Rehearse a Language that I Know the Basics of, but I Can’t Use Actively Quite yet

 

There are a lot of ways to learn words, here are some I would recommend.

  • Feel like reading? Paste a document about a topic in your target language that you would like to read.
  • Make each sentence its own paragraph
  • Highlight all words you don’t know what mean.
  • Look them up, put them in the glosses after each sentence.
  • Then read the entire article out loud, sentence by sentence. Don’t forget to read the glosses out loud as well, and develop stories for them, if you can.
  • But don’t feel too pressure to make stories for all of them if you think it is too time-intensive. For two reasons: (a) they may be related to words or roots in simpler words in your target language you already know and (b) there is the gift of context already.

 

You can also do this with song lyrics or dialogues.

Would you rather watch TV?

  • Make sure to “shadow”, so pause every now and then and repeat what the characters are saying. Even if you get it very wrong. Even if you KNOW you are getting it very wrong.
  • IF the show you are watching exists in a dubbed or an original version that is in your native language or in another language you know well, feel free to go through both shot-by-shot. Pay attention to the words! (This is one thing that really helped me with Finnish, which has a very large dubbing market for animated cartoons, usually for children but no less entertaining for older folks).
  • Would you like to watch something in subtitles? Pause after each bit and say the words out loud. Pay attention to what the word-by-word translation would be.
  • Again, context will help you remember that.

 

Go to “conclusion”

 

Conclusion

 

The biggest language learning struggle of 2016 was this: I could study all I wanted, but no matter how much I did it, I wouldn’t get anywhere unless (1) I genuinely was at ease with myself (2) I was willing to forgive myself for mistakes (which include accidentally mispronouncing something as a swearword to a minor phoneme off that doesn’t change any meaning) and (3) appreciating how far I’ve come.

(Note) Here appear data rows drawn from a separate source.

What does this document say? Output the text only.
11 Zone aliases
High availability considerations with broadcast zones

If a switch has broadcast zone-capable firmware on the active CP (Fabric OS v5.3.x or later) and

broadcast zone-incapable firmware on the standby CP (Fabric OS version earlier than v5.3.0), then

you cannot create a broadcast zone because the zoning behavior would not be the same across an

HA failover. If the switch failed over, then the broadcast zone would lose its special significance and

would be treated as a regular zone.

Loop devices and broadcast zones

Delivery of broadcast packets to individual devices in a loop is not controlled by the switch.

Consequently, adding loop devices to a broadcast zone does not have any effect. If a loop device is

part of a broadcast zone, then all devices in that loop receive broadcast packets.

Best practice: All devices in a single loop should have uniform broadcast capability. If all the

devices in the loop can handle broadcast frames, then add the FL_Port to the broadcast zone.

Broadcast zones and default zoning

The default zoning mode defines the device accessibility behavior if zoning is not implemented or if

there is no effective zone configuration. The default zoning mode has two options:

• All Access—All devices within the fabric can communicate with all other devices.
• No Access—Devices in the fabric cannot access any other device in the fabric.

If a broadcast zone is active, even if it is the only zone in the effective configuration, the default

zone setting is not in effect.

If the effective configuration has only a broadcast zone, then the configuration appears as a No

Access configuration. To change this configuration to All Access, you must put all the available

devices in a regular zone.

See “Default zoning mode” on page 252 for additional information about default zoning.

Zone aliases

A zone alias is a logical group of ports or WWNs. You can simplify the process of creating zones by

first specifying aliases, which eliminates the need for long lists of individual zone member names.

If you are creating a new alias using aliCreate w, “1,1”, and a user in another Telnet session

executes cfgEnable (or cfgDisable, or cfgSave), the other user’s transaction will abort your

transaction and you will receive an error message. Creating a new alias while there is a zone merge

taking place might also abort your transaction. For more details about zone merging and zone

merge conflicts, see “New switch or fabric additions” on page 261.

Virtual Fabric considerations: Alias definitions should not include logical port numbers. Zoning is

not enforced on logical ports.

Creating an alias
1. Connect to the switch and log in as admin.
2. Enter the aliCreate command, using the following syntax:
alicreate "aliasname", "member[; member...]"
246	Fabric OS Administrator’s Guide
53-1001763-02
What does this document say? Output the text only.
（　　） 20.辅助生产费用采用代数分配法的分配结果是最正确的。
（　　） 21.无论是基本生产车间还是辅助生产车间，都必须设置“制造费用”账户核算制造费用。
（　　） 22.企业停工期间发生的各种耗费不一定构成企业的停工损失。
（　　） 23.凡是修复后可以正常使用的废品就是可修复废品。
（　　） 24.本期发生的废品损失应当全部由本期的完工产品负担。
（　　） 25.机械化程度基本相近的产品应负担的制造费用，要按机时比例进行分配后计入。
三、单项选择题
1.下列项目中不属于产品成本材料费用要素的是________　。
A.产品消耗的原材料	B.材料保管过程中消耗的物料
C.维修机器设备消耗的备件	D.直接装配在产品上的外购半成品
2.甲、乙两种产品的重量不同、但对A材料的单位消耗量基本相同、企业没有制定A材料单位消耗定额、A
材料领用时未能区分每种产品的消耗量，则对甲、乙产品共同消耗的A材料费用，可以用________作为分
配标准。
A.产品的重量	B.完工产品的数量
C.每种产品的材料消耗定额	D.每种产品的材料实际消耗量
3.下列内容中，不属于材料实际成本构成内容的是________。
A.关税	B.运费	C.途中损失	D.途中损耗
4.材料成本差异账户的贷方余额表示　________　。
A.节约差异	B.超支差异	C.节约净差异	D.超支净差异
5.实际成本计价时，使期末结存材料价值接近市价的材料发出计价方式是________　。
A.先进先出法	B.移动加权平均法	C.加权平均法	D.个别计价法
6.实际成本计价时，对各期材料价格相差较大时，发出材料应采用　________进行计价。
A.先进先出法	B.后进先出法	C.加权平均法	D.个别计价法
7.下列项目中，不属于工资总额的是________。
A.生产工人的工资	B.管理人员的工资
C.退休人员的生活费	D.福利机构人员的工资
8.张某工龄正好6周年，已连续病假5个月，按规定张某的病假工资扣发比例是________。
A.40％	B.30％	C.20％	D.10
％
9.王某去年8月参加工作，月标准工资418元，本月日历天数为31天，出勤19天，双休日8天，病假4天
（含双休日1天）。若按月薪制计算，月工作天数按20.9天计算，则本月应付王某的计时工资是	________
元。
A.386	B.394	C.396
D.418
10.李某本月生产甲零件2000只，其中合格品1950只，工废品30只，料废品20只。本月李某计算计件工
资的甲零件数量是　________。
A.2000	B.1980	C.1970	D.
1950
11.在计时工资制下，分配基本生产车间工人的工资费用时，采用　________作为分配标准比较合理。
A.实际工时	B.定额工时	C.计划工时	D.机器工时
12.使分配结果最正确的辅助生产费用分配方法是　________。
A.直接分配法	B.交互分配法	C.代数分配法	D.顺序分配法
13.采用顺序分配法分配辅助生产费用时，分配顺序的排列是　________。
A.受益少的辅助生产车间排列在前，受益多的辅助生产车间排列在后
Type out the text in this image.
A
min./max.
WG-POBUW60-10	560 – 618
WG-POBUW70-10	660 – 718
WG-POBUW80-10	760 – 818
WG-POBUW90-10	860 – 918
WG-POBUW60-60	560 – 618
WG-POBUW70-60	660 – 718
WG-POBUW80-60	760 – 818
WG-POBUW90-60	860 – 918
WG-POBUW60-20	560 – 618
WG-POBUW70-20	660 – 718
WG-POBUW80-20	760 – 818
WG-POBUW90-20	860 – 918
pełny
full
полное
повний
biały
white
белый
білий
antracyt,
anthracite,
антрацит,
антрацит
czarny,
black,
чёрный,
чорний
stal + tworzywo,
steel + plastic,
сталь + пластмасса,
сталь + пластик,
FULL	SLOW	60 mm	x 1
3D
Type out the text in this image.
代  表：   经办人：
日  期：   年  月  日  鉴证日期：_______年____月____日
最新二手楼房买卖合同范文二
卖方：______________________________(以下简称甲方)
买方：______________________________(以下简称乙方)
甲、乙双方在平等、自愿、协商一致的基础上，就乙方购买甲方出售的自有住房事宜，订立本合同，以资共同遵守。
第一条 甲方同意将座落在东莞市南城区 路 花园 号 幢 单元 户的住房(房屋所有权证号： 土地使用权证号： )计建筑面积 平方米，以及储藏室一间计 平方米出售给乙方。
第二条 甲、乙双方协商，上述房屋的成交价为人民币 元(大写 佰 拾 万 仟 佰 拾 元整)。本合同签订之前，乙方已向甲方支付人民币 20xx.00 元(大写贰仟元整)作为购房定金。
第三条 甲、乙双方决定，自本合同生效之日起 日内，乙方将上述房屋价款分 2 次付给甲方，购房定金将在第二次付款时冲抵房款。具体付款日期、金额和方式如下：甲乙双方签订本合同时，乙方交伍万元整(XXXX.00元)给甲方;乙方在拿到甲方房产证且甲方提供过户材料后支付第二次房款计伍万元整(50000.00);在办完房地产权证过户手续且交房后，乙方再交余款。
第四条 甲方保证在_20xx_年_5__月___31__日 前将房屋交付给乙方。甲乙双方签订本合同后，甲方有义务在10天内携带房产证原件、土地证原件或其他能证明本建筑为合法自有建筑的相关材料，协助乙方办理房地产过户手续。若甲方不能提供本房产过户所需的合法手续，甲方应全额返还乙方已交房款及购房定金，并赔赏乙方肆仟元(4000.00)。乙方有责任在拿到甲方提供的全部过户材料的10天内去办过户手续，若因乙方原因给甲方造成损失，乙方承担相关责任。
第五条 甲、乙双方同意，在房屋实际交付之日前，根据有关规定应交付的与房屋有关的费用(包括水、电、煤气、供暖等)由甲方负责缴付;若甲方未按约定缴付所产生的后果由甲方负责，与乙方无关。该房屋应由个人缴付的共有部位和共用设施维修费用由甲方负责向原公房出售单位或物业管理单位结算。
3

While on the way to your language exchange event, keep yourself with positive thinking. There may be those who only want to talk to you in English if you attempt to speak their language (especially if you are a polyglot novice), but keep in mind that one day, if you truly wish it and with enough progress, you will speak enough of the language so that they will switch from English to their language with you.

And then all of the bad memories you may have had of your failures and slip-ups and embarrassments will be something to laugh at.